I was tagged by the lovely Marjie from so-marjienalized with this Page 123 Book meme. The rules are as follows:
1. Pick up the nearest book of at least 123 pages.
2. Open the book to page 123.
3. Find the fifth sentence.
4. Post the next three sentences.
5. Tag five people.
Well, like Marjie, it was hard for me to select just one, so I too have gone for a selection of three that are by my bedside. Against each of them, I have included the back cover overview, to give you a taster of what the book is about.
And here are my choices…
HUMAN TRACES by Sebastian Faulks.
In the 1870’s, two ambitious boys from different backgrounds, Jacques Rebiere and Thomas Midwinter, find themselves united by a determination to understand how the mind works and whether madness is the price we pay for being human.
As pioneering psychiatrists, their quest takes them from an English country lunatic asylum to the plains of Africa, the lecture rooms of Paris and the mountains of Austria and California. They are guided by Thomas’s devoted sister, Sonia, and by an ex-patiet, Matharina, whose arrival exposes profound differences between them. As the concerns of the old century fade ad the First World War divides Europe, the two friends are compelled to a tragic revision of all that they have loved an pursued.
Moving and challenging in equal measure, Human Traces explores the question of what kind of beings men and women really are.
The three sentences are as follows:
The lady visitor seemed a little affronted. “It seems hardly right. All those years. And then to end up. . . . Like that. . . . In here.”
THE DICE MAN by Luke Rhinehart
The rules are all around you. The rules that stop you seducing your neighbour downstairs, that stops you hitting your boss, that stops you leaving your family and leaving the country. The rules that stop you living.
The dice don’t do rules; the dice do life.
Luke Rhinehart is a psychiatrist, a husband and a father, his life locked down by routine and order – until he picks up the dice. The dice govern his every decision and each throw takes him further into a world of risk, discovery and freedom. As the cult of the dice grows around him the old order fades: chances become his religion, the dice his god.
If you haven’t lived the life of the dice, you haven’t lived at all.
Let the dice decide. And roll with it.
The three sentences are as follows:
“What the hell’s the matter with you today?” she sneered. “You’re even worse than you were last time.”
“I’m trying to show you that there’s a spiritual love far more enriching than the most perfect of physical experiences.”
In 1943, Primo Levi, a twenty-five-year-old chemist and “Italian citizen of Jewish race.” Was arrested by Italian fascists and deported from his native Turin to Auschwitz. Survival in Auschwitz is Levi’s classic account of his ten months in the German death camp, a harrowing story of systematic cruelty and miraculous endurance. Remarkable for its simplicity, restraint, compassion, and even wit, Survival in Auschwitz remains a lasting testament to the indestructibility of the human spirit.

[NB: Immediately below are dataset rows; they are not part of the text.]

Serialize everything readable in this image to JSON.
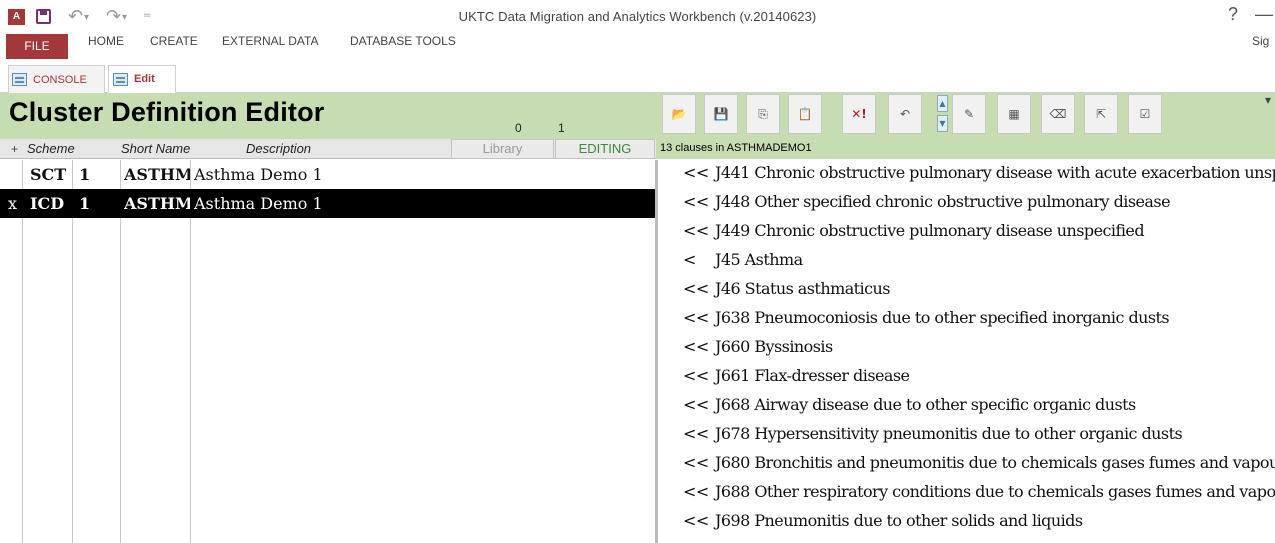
{
  "window": {
    "title": "UKTC Data Migration and Analytics Workbench (v.20140623)",
    "app_icon": "A",
    "help_label": "?",
    "minimize_label": "—"
  },
  "ribbon": {
    "file_label": "FILE",
    "tabs": [
      "HOME",
      "CREATE",
      "EXTERNAL DATA",
      "DATABASE TOOLS"
    ],
    "sign_in": "Sig"
  },
  "doc_tabs": {
    "console": "CONSOLE",
    "edit": "Edit"
  },
  "editor": {
    "title": "Cluster Definition Editor",
    "counter_a": "0",
    "counter_b": "1",
    "add_label": "+",
    "columns": {
      "scheme": "Scheme",
      "short_name": "Short Name",
      "description": "Description"
    },
    "library_label": "Library",
    "editing_label": "EDITING",
    "rows": [
      {
        "marker": "",
        "scheme": "SCT",
        "version": "1",
        "short_name": "ASTHMAD",
        "description": "Asthma Demo 1",
        "selected": false
      },
      {
        "marker": "x",
        "scheme": "ICD",
        "version": "1",
        "short_name": "ASTHMAD",
        "description": "Asthma Demo 1",
        "selected": true
      }
    ]
  },
  "toolbar": {
    "buttons": [
      {
        "name": "open-folder-icon",
        "glyph": "📂"
      },
      {
        "name": "save-icon",
        "glyph": "💾"
      },
      {
        "name": "copy-icon",
        "glyph": "⎘"
      },
      {
        "name": "paste-icon",
        "glyph": "📋"
      },
      {
        "name": "delete-icon",
        "glyph": "✕!"
      },
      {
        "name": "undo-icon",
        "glyph": "↶"
      },
      {
        "name": "pencil-icon",
        "glyph": "✎"
      },
      {
        "name": "database-icon",
        "glyph": "▦"
      },
      {
        "name": "erase-icon",
        "glyph": "⌫"
      },
      {
        "name": "export-icon",
        "glyph": "⇱"
      },
      {
        "name": "check-icon",
        "glyph": "☑"
      }
    ],
    "move_up": "▲",
    "move_down": "▼",
    "caret": "▾"
  },
  "clauses": {
    "count_text": "13 clauses in ASTHMADEMO1",
    "items": [
      {
        "op": "<<",
        "code": "J441",
        "text": "Chronic obstructive pulmonary disease with acute exacerbation  unspecified"
      },
      {
        "op": "<<",
        "code": "J448",
        "text": "Other specified chronic obstructive pulmonary disease"
      },
      {
        "op": "<<",
        "code": "J449",
        "text": "Chronic obstructive pulmonary disease  unspecified"
      },
      {
        "op": "<",
        "code": "J45",
        "text": "Asthma"
      },
      {
        "op": "<<",
        "code": "J46",
        "text": "Status asthmaticus"
      },
      {
        "op": "<<",
        "code": "J638",
        "text": "Pneumoconiosis due to other specified inorganic dusts"
      },
      {
        "op": "<<",
        "code": "J660",
        "text": "Byssinosis"
      },
      {
        "op": "<<",
        "code": "J661",
        "text": "Flax-dresser disease"
      },
      {
        "op": "<<",
        "code": "J668",
        "text": "Airway disease due to other specific organic dusts"
      },
      {
        "op": "<<",
        "code": "J678",
        "text": "Hypersensitivity pneumonitis due to other organic dusts"
      },
      {
        "op": "<<",
        "code": "J680",
        "text": "Bronchitis and pneumonitis due to chemicals  gases  fumes and vapours"
      },
      {
        "op": "<<",
        "code": "J688",
        "text": "Other respiratory conditions due to chemicals  gases  fumes and vapours"
      },
      {
        "op": "<<",
        "code": "J698",
        "text": "Pneumonitis due to other solids and liquids"
      }
    ]
  }
}
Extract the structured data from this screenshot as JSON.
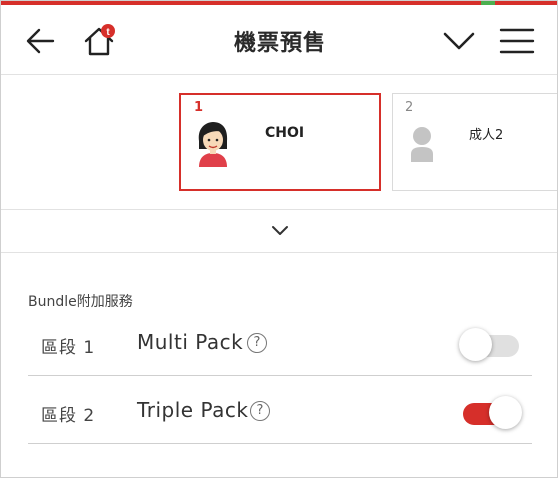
{
  "header": {
    "title": "機票預售",
    "back_icon": "arrow-left-icon",
    "home_icon": "home-icon",
    "home_badge": "t",
    "dropdown_icon": "chevron-down-icon",
    "menu_icon": "hamburger-menu-icon"
  },
  "passengers": [
    {
      "number": "1",
      "name": "CHOI",
      "selected": true,
      "avatar": "female-avatar-icon"
    },
    {
      "number": "2",
      "name": "成人2",
      "selected": false,
      "avatar": "person-placeholder-icon"
    }
  ],
  "expand_icon": "chevron-down-icon",
  "bundle": {
    "title": "Bundle附加服務",
    "rows": [
      {
        "segment": "區段 1",
        "service": "Multi Pack",
        "help": "?",
        "enabled": false
      },
      {
        "segment": "區段 2",
        "service": "Triple Pack",
        "help": "?",
        "enabled": true
      }
    ]
  },
  "colors": {
    "accent": "#d62f2a",
    "toggle_off": "#e0e0e0"
  }
}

The three sentences are as follows:
Whoever does not die will suffer minute by minute, all day every day : from the morning before dawn until the distribution of the evening soup we will have to keep our muscles continuously tensed, dance from foot to foot, beat our arms under our shoulders against the cold. We will have to spend bread to acquire gloves, and lose hours of sleep to repair them when they become unstitched. As it will no longer be possible to eat in the open, we will have to eat our meals in the hut, on our feet, everyone has been assigned an area of floor as large as a hand, as it is forbidden to rest against the bunks.
So, there is a small taster of three of the great books that I have read recently. I have noticed that a few of you have already been tagged and chave completed this meme, so I won't pass this tag onto anybody specifically, instead will leave it open to all who would like to take part.
4 comments:
Interesting selection! Thanks for sharing, as always. I am so envious of your travels. :)
Well done Graham. I totally understand the need to put multiple books instead of one. Book junkies like us should unite for more meme like this one. And the best part, you got me a few books to check out from the store shelves.
Cheers xxxx
~M
Hey Melanie :) Thanks for your kind comment. I enjoyed your book choice too.
Marjie, thanks for a great meme task. If you have any other book recommendations, then please let me know. You had a wonderful selection in your meme response! Thanks again xxxx G
Great selections! I just might do this one! It looks really interesting.